In particular, changes that are widely recognized as sorely needed and long overdue can be made concurrent with the integration. Of course, the importance of proposed changes must be weighed against integration initiatives. More often than not, a few changes will have long been recognized as having tremendous financial implications and strategic value. Now is the time to capitalize on the instability and get these changes implemented.
Communicate High Expectations
Executives should challenge the workforce of the acquired company by setting fresh and somewhat higher standards of performance. This is a highly appropriate time to make people stretch.

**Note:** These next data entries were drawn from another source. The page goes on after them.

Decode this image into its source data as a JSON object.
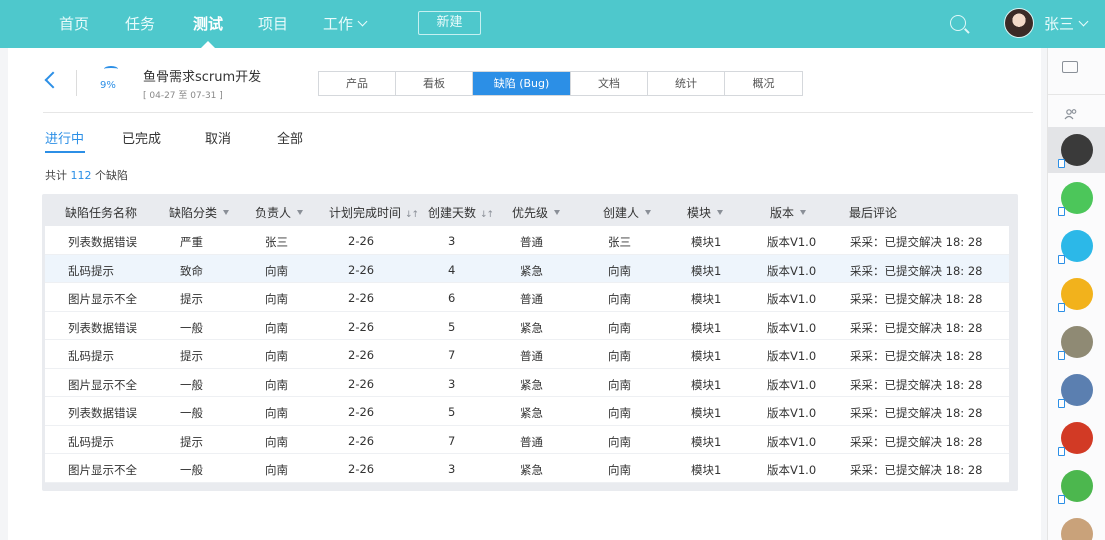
{
  "nav": {
    "items": [
      "首页",
      "任务",
      "测试",
      "项目",
      "工作"
    ],
    "active_index": 2,
    "new_button": "新建",
    "user_name": "张三"
  },
  "project": {
    "back_icon": "chevron-left-icon",
    "progress": "9%",
    "progress_value": 0.09,
    "title": "鱼骨需求scrum开发",
    "date_range": "[ 04-27 至 07-31 ]"
  },
  "tabs": [
    "产品",
    "看板",
    "缺陷 (Bug)",
    "文档",
    "统计",
    "概况"
  ],
  "active_tab_index": 2,
  "status_tabs": [
    "进行中",
    "已完成",
    "取消",
    "全部"
  ],
  "active_status_index": 0,
  "count": {
    "prefix": "共计",
    "value": "112",
    "suffix": "个缺陷"
  },
  "table": {
    "columns": [
      "缺陷任务名称",
      "缺陷分类",
      "负责人",
      "计划完成时间",
      "创建天数",
      "优先级",
      "创建人",
      "模块",
      "版本",
      "最后评论"
    ],
    "rows": [
      [
        "列表数据错误",
        "严重",
        "张三",
        "2-26",
        "3",
        "普通",
        "张三",
        "模块1",
        "版本V1.0",
        "采采：已提交解决  18: 28"
      ],
      [
        "乱码提示",
        "致命",
        "向南",
        "2-26",
        "4",
        "紧急",
        "向南",
        "模块1",
        "版本V1.0",
        "采采：已提交解决  18: 28"
      ],
      [
        "图片显示不全",
        "提示",
        "向南",
        "2-26",
        "6",
        "普通",
        "向南",
        "模块1",
        "版本V1.0",
        "采采：已提交解决  18: 28"
      ],
      [
        "列表数据错误",
        "一般",
        "向南",
        "2-26",
        "5",
        "紧急",
        "向南",
        "模块1",
        "版本V1.0",
        "采采：已提交解决  18: 28"
      ],
      [
        "乱码提示",
        "提示",
        "向南",
        "2-26",
        "7",
        "普通",
        "向南",
        "模块1",
        "版本V1.0",
        "采采：已提交解决  18: 28"
      ],
      [
        "图片显示不全",
        "一般",
        "向南",
        "2-26",
        "3",
        "紧急",
        "向南",
        "模块1",
        "版本V1.0",
        "采采：已提交解决  18: 28"
      ],
      [
        "列表数据错误",
        "一般",
        "向南",
        "2-26",
        "5",
        "紧急",
        "向南",
        "模块1",
        "版本V1.0",
        "采采：已提交解决  18: 28"
      ],
      [
        "乱码提示",
        "提示",
        "向南",
        "2-26",
        "7",
        "普通",
        "向南",
        "模块1",
        "版本V1.0",
        "采采：已提交解决  18: 28"
      ],
      [
        "图片显示不全",
        "一般",
        "向南",
        "2-26",
        "3",
        "紧急",
        "向南",
        "模块1",
        "版本V1.0",
        "采采：已提交解决  18: 28"
      ]
    ],
    "highlighted_row": 1
  },
  "sidebar": {
    "icons": [
      "chat-icon",
      "group-icon"
    ],
    "contacts": [
      {
        "icon": "avatar-girl",
        "color": "#3a3a3a"
      },
      {
        "icon": "avatar-fish",
        "color": "#4cc65a"
      },
      {
        "icon": "avatar-person",
        "color": "#2cb8e8"
      },
      {
        "icon": "avatar-speaker",
        "color": "#f2b21c"
      },
      {
        "icon": "avatar-turtle",
        "color": "#8f8a74"
      },
      {
        "icon": "avatar-globe",
        "color": "#5b7fb0"
      },
      {
        "icon": "avatar-festive",
        "color": "#d23a25"
      },
      {
        "icon": "avatar-stickman",
        "color": "#4cb74e"
      },
      {
        "icon": "avatar-cat",
        "color": "#c9a27a"
      }
    ]
  },
  "colors": {
    "nav_bg": "#4ec8cc",
    "accent": "#2c8fe6"
  }
}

Mergers and acquisitions cause people to examine their behavior and reevaluate their modus operandi. This introspection, plus the destabilizing effect of the merger/acquisition, causes them to be much more open to behavior change. Astute executives will seize this opportunity to call more of the employees’ potential into play.
It is important, however, that any new and more demanding standards of performance be communicated clearly. And parent company executives should express confidence in people’s ability to measure up. It is not enough to just notch up the bars so that the hurdles are higher. Employees must grasp the idea that the parent company believes in them and their ability to make the grade.
Most people upgrade their performance automatically when confronted with a leader who expects more of them and expresses confidence in their ability to measure up. What so frequently happens in the post-merger setting, though, is (1) expectations are not communicated clearly at all, and (2) employees in the acquired firm somehow get the idea that the parent company views them as less capable or as possessing questionable ability to meet new performance standards. As a result, people in the acquired firm become less motivated and suffer a loss of confidence.
Generally speaking, employees would prefer to contend with higher performance requirements that are made clear rather than blurred, ill-defined standards that aren’t particularly demanding. They just want to know how the measuring stick works and who will do the measuring. Finally, they respond favorably to high expectations when it seems that top management genuinely has faith in their ability to achieve them.